Federal Taxes on Consumption

April 17, 1936

Report Outline
Prospective Revision of House Tax Bill by the Senate
Proportionate Burden of Direct and Indirect Taxes
Farm Processing Taxes and the Federal Revenues
General Sales Tax as Alternative Revenue Source
Special Focus

Prospective Revision of House Tax Bill by the Senate

The New Tax Bill framed by the Ways and Means Committee in response to the request for additional revenues made by President Roosevelt on March 3, 1936, is expected to be reported to the House of Representatives within the next few days and to be passed by that body after comparatively brief debate. It is estimated that the measure in its present form would produce $799,000,000 in the first year and $591,000,000 each year thereafter. The President asked for 792,000.000 annually for three years and $620,000,000 thereafter. Speaker Byrns predicted on April 13 that the Chief Executive would insist that sufficient new taxes be provided to restore the budget to the position it occupied before invalidation of the Agricultural Adjustment Act and passage of the bill for immediate payment of the bonus. It was thought, however, that the task of rewriting the tax bill to accomplish that objective would be left to the Senate.

Failure of the Ways and Means Committee to approve the President's suggestion that new processing taxes be levied at low rates on a broad list of agricultural commodities is chiefly responsible for the revenue deficiencies of the pending measure. It is now believed that there is more than an even chance that the Senate Finance Committee will revive that proposal, that the Senate itself will consent, and that the House will finally accept the change. The difficulty of finding other adequate sources of revenue not politically objectionable lends support to this view.

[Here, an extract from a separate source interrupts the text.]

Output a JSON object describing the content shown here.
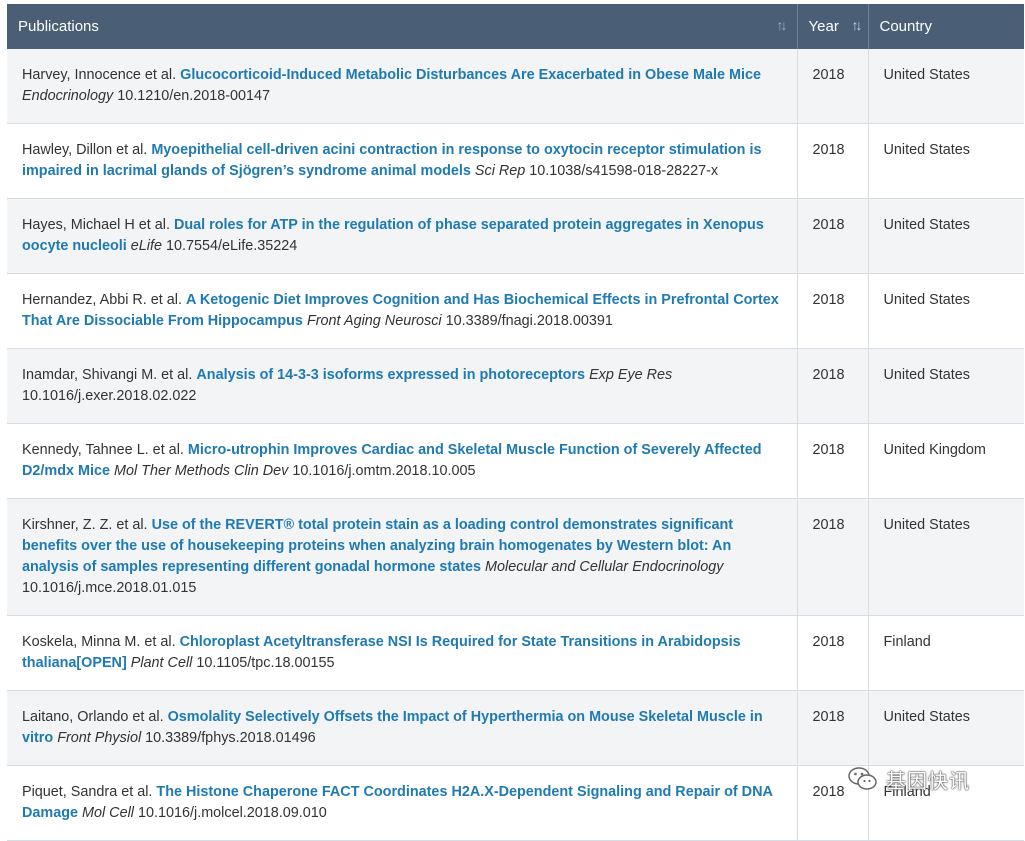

Consumption Taxes vs. Higher Personal Income Taxes

It has been said that the Senate Finance Committee will consider as a substitute for new processing taxes an upward revision of individual income taxes. Early in March the Treasury gave estimates on several proposals of this nature as alternatives to the suggestions contained in the President's message. It stated that by lowering the exemptions for single persons from $1,000 to $800 and for married persons from $2,500 to $2,000, an additional revenue of $45,000,000 could be obtained. An increase in the rate of the normal tax from 4 to 6 per cent was estimated to yield $121,000,000. A reduction of the surtax exemption from $4,000 to $3,000, accompanied by a sharp increase in surtax rates up to the $100,000 bracket, was estimated, moreover, to yield $226,000,000, while a combination of all these proposals was counted upon to produce $446,000,000.